NVMe drive performance
Expecting the same results as for SSD? Then you’re mistaken…
You might think a separate test for NVMe drives would be superfluous, but it’s not (otherwise we wouldn’t have bothered with it). Our five filesystems displayed quite different performance on the blazingly fast Samsung EVO 970 drive with non-volatile memory, so let’s see exactly how it differed from the legacy SSD drive performance.
First of all, Ext4 and XFS yielded the best results, while Btrfs dropped by one-third and looked more like Reiser5 in terms of speed in the Postmark test. We checked that deviation using dd , which enabled us to observe the reading speed of a large file, but it only confirmed our initial findings.
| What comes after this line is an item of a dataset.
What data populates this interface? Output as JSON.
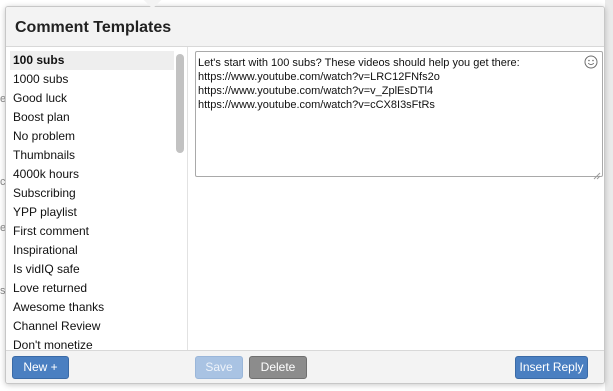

Notice that this time all three tests indicated that Btrfs did not perform as well on an NVMe drive as it did on SSD. That said, Btrfs on the root partition of an NVMe drive will eventually result in slower application startup times and should probably not be used that way.
Another difference from the SSD performance is that the much faster nature of NVMe effectively smoothed out the differences between Btrfs, EXT4 and XFS. That means that on smaller I/O tasks (such as our test archive untar routine), there’s virtually no sense in considering one filesystem over any other – they all deliver practically the same performance. Reiser5 gained entry to the speedy folks club when it came to data unpacking, but it lagged behind by around 30 to 40 per cent in the two other tests. Nevertheless, Reiser5 showcased a decent daily driver level of performance on NVMe, and that’s definitely good news. By the way, NTFS is still a big no in Postmark, but a firm yes in Sysbench. It’s just a matter of the type of things you do with an NTFS partitions in Linux that makes it feel either sluggish or snappy.